In theory, all cells can take up the antisense molecules. As long as a cell remains latently infected, the antisense molecules would serve no purpose, but as soon as a latently infected cell starts expressing viral genes, the antisense molecules would effectively prohibit the manufacture of proteins from those genes. Without viral proteins, new viral particles cannot be made. So far, antisense technology has proved successful in the laboratory. Soon this technology will be used in human trials, where it is hoped, it will reduce the level of viral reproduction as well.

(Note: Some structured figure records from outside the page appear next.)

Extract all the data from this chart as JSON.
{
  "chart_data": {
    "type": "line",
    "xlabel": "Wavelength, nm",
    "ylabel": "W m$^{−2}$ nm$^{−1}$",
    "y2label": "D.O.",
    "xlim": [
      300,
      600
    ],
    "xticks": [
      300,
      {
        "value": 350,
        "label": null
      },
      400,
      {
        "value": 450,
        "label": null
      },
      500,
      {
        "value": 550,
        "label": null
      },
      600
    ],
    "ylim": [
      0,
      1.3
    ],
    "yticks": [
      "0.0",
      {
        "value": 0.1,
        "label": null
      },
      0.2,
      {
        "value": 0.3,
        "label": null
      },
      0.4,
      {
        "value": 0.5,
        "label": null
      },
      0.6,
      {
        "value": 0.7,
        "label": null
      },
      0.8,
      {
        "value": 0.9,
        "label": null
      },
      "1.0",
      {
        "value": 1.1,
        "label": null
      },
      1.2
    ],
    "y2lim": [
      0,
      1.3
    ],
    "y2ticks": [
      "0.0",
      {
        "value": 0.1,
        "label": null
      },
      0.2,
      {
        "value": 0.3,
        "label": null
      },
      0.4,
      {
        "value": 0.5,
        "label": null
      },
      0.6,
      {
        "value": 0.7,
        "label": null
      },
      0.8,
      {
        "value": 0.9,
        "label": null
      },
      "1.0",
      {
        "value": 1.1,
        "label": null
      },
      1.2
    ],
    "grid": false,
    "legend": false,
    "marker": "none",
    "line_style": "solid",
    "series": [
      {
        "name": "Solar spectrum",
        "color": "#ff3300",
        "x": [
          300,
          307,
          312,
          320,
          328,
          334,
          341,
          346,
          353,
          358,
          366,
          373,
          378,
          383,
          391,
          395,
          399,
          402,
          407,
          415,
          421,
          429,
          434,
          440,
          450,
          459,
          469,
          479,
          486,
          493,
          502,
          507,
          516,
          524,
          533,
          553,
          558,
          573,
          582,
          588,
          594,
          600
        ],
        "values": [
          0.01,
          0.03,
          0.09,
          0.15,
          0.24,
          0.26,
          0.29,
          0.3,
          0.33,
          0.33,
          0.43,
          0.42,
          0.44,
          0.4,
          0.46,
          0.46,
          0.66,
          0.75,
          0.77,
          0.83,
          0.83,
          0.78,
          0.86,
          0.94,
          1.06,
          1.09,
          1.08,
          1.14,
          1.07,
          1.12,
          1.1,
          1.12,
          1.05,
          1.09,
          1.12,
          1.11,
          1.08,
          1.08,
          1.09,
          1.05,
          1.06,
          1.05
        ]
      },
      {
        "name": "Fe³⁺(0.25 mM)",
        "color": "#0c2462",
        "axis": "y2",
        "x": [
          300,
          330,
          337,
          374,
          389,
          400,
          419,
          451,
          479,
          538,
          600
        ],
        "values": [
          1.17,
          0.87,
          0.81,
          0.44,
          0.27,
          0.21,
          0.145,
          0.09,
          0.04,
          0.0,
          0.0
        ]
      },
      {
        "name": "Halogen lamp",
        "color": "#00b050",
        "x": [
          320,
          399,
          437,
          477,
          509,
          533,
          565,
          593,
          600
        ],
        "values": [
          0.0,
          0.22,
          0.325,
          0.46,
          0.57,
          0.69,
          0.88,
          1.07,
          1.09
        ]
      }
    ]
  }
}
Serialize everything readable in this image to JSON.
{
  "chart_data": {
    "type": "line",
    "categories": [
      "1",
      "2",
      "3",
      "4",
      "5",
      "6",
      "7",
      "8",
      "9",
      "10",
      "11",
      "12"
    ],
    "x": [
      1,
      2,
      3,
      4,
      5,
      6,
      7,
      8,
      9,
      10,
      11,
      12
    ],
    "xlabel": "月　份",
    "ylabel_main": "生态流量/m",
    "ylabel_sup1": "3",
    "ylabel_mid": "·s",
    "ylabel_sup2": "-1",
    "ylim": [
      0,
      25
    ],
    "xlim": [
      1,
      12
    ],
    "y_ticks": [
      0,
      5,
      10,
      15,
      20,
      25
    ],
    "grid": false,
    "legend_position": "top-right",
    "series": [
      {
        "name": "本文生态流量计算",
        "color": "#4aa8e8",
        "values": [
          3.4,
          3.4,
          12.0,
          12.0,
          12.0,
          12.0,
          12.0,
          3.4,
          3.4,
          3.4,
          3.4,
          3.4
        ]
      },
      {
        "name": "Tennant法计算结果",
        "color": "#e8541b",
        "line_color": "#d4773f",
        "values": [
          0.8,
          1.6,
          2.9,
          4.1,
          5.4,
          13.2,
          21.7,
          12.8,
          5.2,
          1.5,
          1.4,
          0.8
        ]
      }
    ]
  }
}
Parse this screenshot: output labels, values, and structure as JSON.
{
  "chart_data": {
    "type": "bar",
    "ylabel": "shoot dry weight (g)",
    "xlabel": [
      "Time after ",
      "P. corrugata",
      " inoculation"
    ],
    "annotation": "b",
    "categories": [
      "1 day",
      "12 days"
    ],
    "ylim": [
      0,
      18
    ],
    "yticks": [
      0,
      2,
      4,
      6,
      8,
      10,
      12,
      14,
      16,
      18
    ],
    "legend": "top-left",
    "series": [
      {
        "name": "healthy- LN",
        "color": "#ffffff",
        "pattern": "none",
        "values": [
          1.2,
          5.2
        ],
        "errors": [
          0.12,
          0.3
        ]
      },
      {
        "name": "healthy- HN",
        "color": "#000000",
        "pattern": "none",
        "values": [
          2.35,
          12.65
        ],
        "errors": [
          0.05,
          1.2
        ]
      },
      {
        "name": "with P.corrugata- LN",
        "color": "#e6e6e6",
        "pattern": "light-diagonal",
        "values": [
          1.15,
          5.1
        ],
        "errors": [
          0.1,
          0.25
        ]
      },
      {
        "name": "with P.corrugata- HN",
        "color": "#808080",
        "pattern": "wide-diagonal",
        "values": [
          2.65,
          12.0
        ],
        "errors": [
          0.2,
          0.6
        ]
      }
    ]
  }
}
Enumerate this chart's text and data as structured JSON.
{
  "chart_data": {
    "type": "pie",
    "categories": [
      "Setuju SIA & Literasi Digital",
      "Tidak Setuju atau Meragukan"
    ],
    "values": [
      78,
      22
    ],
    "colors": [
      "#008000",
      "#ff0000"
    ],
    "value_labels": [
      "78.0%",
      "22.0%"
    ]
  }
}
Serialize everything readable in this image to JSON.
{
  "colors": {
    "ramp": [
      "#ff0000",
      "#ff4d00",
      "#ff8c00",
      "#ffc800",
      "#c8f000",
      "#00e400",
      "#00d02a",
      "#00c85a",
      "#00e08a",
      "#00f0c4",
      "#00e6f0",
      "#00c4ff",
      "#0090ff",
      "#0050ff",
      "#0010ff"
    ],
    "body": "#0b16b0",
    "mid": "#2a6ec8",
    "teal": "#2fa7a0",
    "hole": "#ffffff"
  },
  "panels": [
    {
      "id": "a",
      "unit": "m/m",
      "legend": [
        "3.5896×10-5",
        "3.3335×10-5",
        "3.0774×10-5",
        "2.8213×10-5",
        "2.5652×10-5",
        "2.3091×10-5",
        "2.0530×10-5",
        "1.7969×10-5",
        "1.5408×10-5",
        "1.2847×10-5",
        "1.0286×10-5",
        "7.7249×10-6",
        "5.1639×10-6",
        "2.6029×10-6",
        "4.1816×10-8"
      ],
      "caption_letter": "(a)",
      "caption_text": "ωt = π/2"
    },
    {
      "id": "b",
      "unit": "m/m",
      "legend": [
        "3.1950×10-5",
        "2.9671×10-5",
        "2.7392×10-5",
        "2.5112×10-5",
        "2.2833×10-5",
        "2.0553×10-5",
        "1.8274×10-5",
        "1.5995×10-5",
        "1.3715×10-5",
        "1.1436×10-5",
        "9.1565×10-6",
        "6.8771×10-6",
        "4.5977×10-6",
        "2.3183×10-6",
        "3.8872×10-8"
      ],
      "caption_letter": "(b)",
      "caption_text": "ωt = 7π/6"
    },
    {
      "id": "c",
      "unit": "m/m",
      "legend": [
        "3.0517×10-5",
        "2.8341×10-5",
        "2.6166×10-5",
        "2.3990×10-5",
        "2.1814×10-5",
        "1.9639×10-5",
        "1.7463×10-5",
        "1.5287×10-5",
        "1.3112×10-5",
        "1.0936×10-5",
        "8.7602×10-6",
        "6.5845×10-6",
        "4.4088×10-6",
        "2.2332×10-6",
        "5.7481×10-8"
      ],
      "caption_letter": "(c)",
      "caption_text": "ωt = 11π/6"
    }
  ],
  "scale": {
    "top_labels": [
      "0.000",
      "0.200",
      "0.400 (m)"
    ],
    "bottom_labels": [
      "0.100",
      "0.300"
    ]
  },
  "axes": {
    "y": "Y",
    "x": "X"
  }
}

Assuming a virus reaches the stage where it does manufacture proteins, the assembly and release of newly formed viral particles would constitute the last opportunity for drug intervention. Here researchers are testing the potency of a class of chemicals called interferons, which are normally secreted by virally infected cells. Although no one is sure of the mechanism, scientists have found that in the laboratory the specific compound called alpha-interferon inhibits HIV from appropriately assembling and budding out of the infected cell. The drug has been associated with some negative side effects, so its ultimate appropriateness for human use remains to be determined in clinical trials.
In addition to drugs that interfere specifically with the viral life cycle, many new antibiotics and antimicrobial agents have been developed to fight the specific opportunistic infections that people with AIDS fall prey to (see Table 3.4). Despite the difficulty of finding a vaccine to prevent initial infection, physicians and researchers are optimistic that in the future AIDS patients will be healthier and more comfortable than in years past. In the years to come, AIDS may be a chronic disease, and people infected with HIV may be able to live with the infection for the rest of their lives. The new constellation of antiviral drugs and therapeutics directed against opportunistic infections may well mean that the relationship between infection and disease will change. A person who is seropositive for HIV may never develop AIDS or may remain disease free for many years.